Armenia. Most of the Most
Experience a legend, see some sacred sites, go back to your childhood, or gain some wings: everything is possible in Armenia
Located at the foot of Mount Ararat, the monastery of Khor Virap is separated from the biblical summit by the state border. Nevertheless, in the eyes of every Armenian, the monastery and the mountain are one. Saint Gregory the Illuminator who converted Armenia to Christianity was once immured here, in the ancient dungeons below the monastery.
Founded over a thousand years ago, the Tatev Monastery is one of the most revered holy sites in Armenia. At various points in its long history, this spiritual and intellectual hub has been a bishop’s residence, a fortress, and a university. The journey to the cloister through the surrounding mountains used to be long and dangerous, but the travelers of today are free to use the Wings of Tatev cableway which goes over the nearby gorge.
6,100 years is the exact age of a wine press and several fermentation vats and jars found in the Areni-1 cave complex in the southeast of Armenia.
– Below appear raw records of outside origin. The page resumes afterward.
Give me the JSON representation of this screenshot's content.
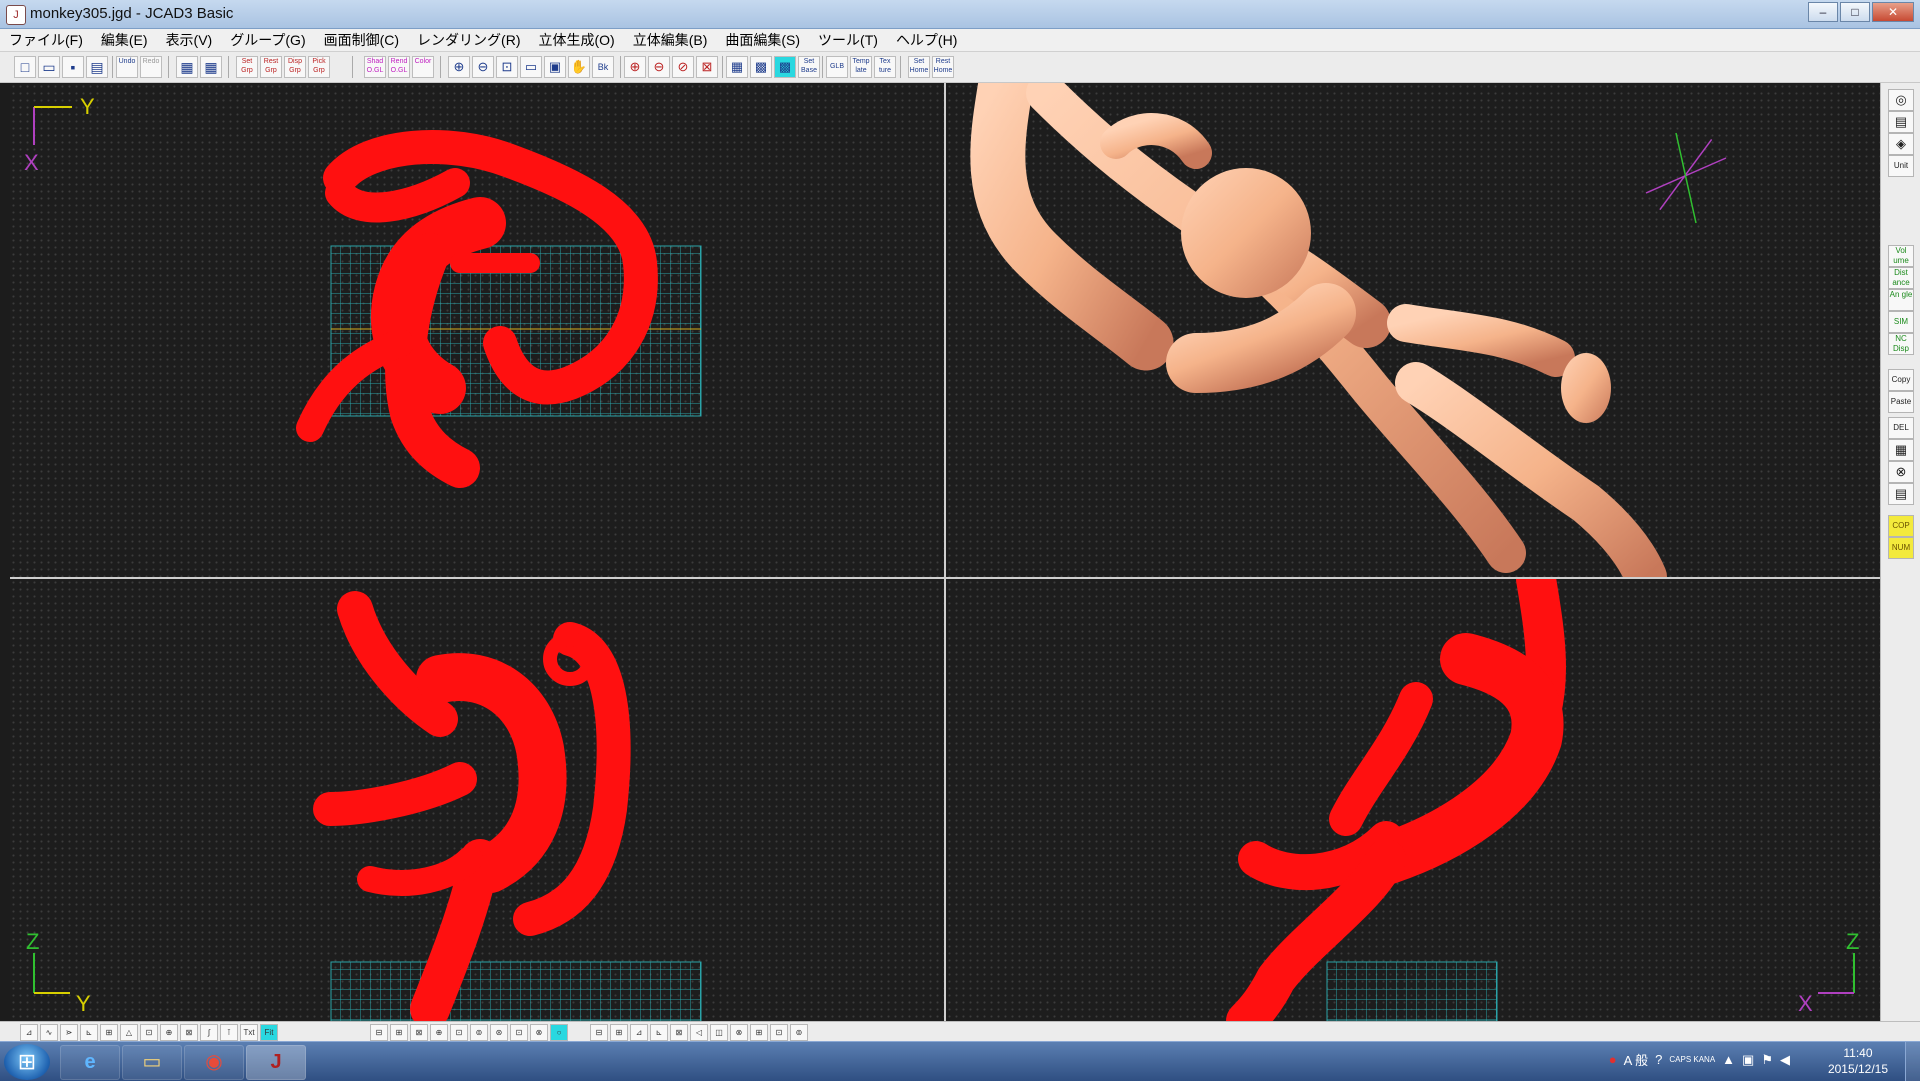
{
  "window": {
    "title": "monkey305.jgd - JCAD3 Basic",
    "icon": "app-icon",
    "minimize": "–",
    "maximize": "□",
    "close": "✕"
  },
  "menu": [
    {
      "label": "ファイル(F)"
    },
    {
      "label": "編集(E)"
    },
    {
      "label": "表示(V)"
    },
    {
      "label": "グループ(G)"
    },
    {
      "label": "画面制御(C)"
    },
    {
      "label": "レンダリング(R)"
    },
    {
      "label": "立体生成(O)"
    },
    {
      "label": "立体編集(B)"
    },
    {
      "label": "曲面編集(S)"
    },
    {
      "label": "ツール(T)"
    },
    {
      "label": "ヘルプ(H)"
    }
  ],
  "toolbar": {
    "new": "□",
    "open": "▭",
    "save": "▪",
    "print": "▤",
    "undo": "Undo",
    "redo": "Redo",
    "grp1": "▦",
    "grp2": "▦",
    "set_grp": "Set Grp",
    "rest_grp": "Rest Grp",
    "disp_grp": "Disp Grp",
    "pick_grp": "Pick Grp",
    "shad_ogl": "Shad O.GL",
    "rend_ogl": "Rend O.GL",
    "color": "Color",
    "zoom_in": "⊕",
    "zoom_out": "⊖",
    "zoom_fit": "⊡",
    "zoom_win": "▭",
    "zoom_all": "▣",
    "pan": "✋",
    "back": "Bk",
    "zoom2": "⊕",
    "zoom3": "⊖",
    "zoom4": "⊘",
    "zoom5": "⊠",
    "grid1": "▦",
    "grid2": "▩",
    "grid3": "▩",
    "set_base": "Set Base",
    "glb": "GLB",
    "template": "Temp late",
    "texture": "Tex ture",
    "set_home": "Set Home",
    "rest_home": "Rest Home"
  },
  "viewports": {
    "top": {
      "axis_h": "Y",
      "axis_v": "X"
    },
    "front": {
      "axis_h": "Y",
      "axis_v": "Z"
    },
    "side": {
      "axis_h": "X",
      "axis_v": "Z"
    }
  },
  "right_toolbar": {
    "b1": "◎",
    "b2": "▤",
    "b3": "◈",
    "unit": "Unit",
    "volume": "Vol ume",
    "distance": "Dist ance",
    "angle": "An gle",
    "sim": "SIM",
    "nc_disp": "NC Disp",
    "copy": "Copy",
    "paste": "Paste",
    "del": "DEL",
    "b4": "▦",
    "b5": "⊗",
    "b6": "▤",
    "cop": "COP",
    "num": "NUM"
  },
  "bottom_toolbar": {
    "items": [
      "⊿",
      "∿",
      "⋗",
      "⊾",
      "⊞",
      "△",
      "⊡",
      "⊕",
      "⊠",
      "∫",
      "⊺",
      "Txt",
      "Fit",
      "⊟",
      "⊞",
      "⊠",
      "⊕",
      "⊡",
      "⊚",
      "⊛",
      "⊡",
      "⊗",
      "○",
      "⊟",
      "⊞",
      "⊿",
      "⊾",
      "⊠",
      "◁",
      "◫",
      "⊗",
      "⊞",
      "⊡",
      "⊚"
    ]
  },
  "taskbar": {
    "start": "⊞",
    "apps": [
      {
        "name": "ie",
        "glyph": "e"
      },
      {
        "name": "explorer",
        "glyph": "▭"
      },
      {
        "name": "chrome",
        "glyph": "◉"
      },
      {
        "name": "jcad",
        "glyph": "J"
      }
    ],
    "tray": {
      "ime": "A 般",
      "caps": "CAPS KANA"
    },
    "time": "11:40",
    "date": "2015/12/15"
  },
  "colors": {
    "wire": "#ff1010",
    "shaded": "#f5b38a",
    "grid": "#2aa3a8",
    "axis_y": "#d8d000",
    "axis_x": "#b040c0",
    "axis_z": "#30c030"
  }
}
The ancient winery there is thought to be the oldest known grapes-to-wine production facility.
One of the biggest collections of ancient manuscripts is also located in Armenia. They are stored in the Matenadaran Institute in Yerevan. The collection comprises over 17,000 manuscripts in total. Among its most prized pieces are the treasured Lazarevskoye Gospel which dates back to 887, the Book of Lamentations by monk and poet Gregory of Narek, and the 7th-century Vehamor Avetaran Gospel, adorned with numerous miniatures.
The Sergei Parajanov Museum in Yerevan fills its visitors with childlike wonder. The owner of this house left a rich legacy in the form of innumerable collages, dolls, and sketches, all full of a sincere and contagious joy of living.
Located near the village of Garni, the pagan temple was erected two thousand years ago, modeled after ancient Greek shrines. A fortress that surrounded it used to serve as the residence of Armenian kings. The temple complex collapsed during the earthquake of 1679, and was restored three centuries later.
Yerevan is considered one of the world’s oldest cities. The history of Armenia’s capital began with the construction of the Urartian fortress of Erebuni, founded here in 782 B.C. The remains of its walls can be seen in the southeast of Yerevan.
The oldest among the petroglyphs carved on the volcanic rock walls of Mount Ughtasar date back to the 5th century B.C. Hundreds of masterfully executed images depicting people, animals, plants, hunting scenes, and rituals survive to this day in a fantastic condition.
It’s already hard to imagine Yerevan without the Cascade, the giant stairway that links the lower and the upper parts of the city. The colossal structure complete with fountains, flower gardens, and sculptures has managed to become a modern art museum; there are numerous galleries housed within the hill, while its summit is a great scenic viewpoint.
Three sacred sites
- The ancient monastery of Etchmiadzin is not just the heart of the Armenian Church and the seat of its leader, the Catholicos, but also an actual museum of architecture, history, and art. Its most cherished relics are the Holy Lance and a fragment of Noah’s Ark.
- Haghpat Monastery’s look is as stern as it is austere. Repeatedly destroyed during raids by warlike neighbors, the cloister has always been rebuilt. Arts and sciences flourished here. The monastery even contained a library of ancient manuscripts until 1930’s.
- Khachkars — exquisitely carved steles bearing a cross — dot all regions of Armenia. But the village of Noratus in Eastern Armenia hosts the largest number of such steles: about 900, all decorated with striking patterns. The oldest khachkar in Noratus was erected almost 1,500 years ago.